It also varies with signal level and volts/div setting which indicates that something uncouth is going on.
I think the display also varies with the spectrum of the incoming signal. Didn't properly tested yet if the spectrum outside 100 MHz is the real cause, but I noticed that a 30 MHz square wave with a 10ns rise/fall time is displayed reasonably well, while the same 30 MHz and same voltage level from a TTL output (probably a 2ns fall/rise time, not specified in the generator's specs) is very distorted in various ways depending on the on/off status of the sinx/x mode and vector/dots mode. The slow edge signal was taken from the signal output of a DG4102 DDS generator, while the fast edge signal was taken from the sync output of the same generator which sync output is described as TTL compatible.
I didn't double checked with an analog oscilloscope if the two signals were really the same square wave with the only difference in edges' speed, but I'm almost sure they were the same, because the artifacts I've seen were nothing like normal ringings or reflections.
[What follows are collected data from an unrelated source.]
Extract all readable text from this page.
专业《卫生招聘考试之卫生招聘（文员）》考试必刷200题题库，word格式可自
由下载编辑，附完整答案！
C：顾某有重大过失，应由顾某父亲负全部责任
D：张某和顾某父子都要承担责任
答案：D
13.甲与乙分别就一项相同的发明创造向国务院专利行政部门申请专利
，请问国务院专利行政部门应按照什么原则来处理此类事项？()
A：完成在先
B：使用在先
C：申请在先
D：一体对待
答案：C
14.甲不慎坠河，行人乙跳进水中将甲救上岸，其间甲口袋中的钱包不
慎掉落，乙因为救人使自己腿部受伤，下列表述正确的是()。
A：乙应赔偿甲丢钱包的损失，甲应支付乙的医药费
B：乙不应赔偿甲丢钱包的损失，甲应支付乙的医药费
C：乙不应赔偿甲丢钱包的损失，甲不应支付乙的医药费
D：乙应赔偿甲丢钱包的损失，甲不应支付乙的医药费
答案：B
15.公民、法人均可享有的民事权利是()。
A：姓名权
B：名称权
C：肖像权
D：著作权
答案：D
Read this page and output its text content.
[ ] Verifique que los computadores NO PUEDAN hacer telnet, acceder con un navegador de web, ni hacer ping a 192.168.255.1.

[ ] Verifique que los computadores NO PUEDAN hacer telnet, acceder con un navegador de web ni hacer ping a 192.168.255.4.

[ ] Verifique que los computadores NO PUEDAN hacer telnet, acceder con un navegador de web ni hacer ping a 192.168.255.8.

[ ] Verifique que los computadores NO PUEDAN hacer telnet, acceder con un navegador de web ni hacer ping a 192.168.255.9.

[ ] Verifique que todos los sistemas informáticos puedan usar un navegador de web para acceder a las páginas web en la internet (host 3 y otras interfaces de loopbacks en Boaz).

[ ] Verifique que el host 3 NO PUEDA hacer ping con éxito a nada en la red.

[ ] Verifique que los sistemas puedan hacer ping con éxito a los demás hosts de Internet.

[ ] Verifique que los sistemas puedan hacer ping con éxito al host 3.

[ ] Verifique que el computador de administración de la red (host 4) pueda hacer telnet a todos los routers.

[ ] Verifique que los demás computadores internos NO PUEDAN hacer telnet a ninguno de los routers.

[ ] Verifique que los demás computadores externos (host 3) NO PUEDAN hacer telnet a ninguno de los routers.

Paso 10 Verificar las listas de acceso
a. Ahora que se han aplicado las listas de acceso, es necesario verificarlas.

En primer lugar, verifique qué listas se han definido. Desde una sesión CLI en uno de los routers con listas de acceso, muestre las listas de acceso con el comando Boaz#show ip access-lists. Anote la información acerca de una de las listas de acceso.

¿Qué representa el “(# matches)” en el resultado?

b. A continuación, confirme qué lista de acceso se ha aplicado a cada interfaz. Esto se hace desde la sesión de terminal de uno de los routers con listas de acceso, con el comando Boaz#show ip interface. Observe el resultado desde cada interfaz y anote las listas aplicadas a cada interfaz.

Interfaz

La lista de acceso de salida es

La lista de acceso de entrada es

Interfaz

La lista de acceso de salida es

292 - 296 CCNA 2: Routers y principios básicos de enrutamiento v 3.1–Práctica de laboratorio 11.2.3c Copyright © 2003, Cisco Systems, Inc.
They were weird and unnatural looking shapes that I've never seen before, clearly visible only when the fall/rise edges were << 10ns (for a 30 MHz square wave, 50%, TTL level, and the oscilloscope sampling rate at 250MSa/s).
Here's an example with sinx/x off, dots mode, run mode, for the same 30 MHz square signal except the second one has sharper edges:
Please note that we see so many dots because the oscilloscope is in run mode and many screens are overlapped, while the generator and the oscilloscope does not have the internal clocks synchronized. The actual number of samples for a single trace is very small:
Same 30 MHz slow vs fast edges, this time with sin(x)/x on:
Maybe I'll redo the test in a more controlled way and take some snapshots.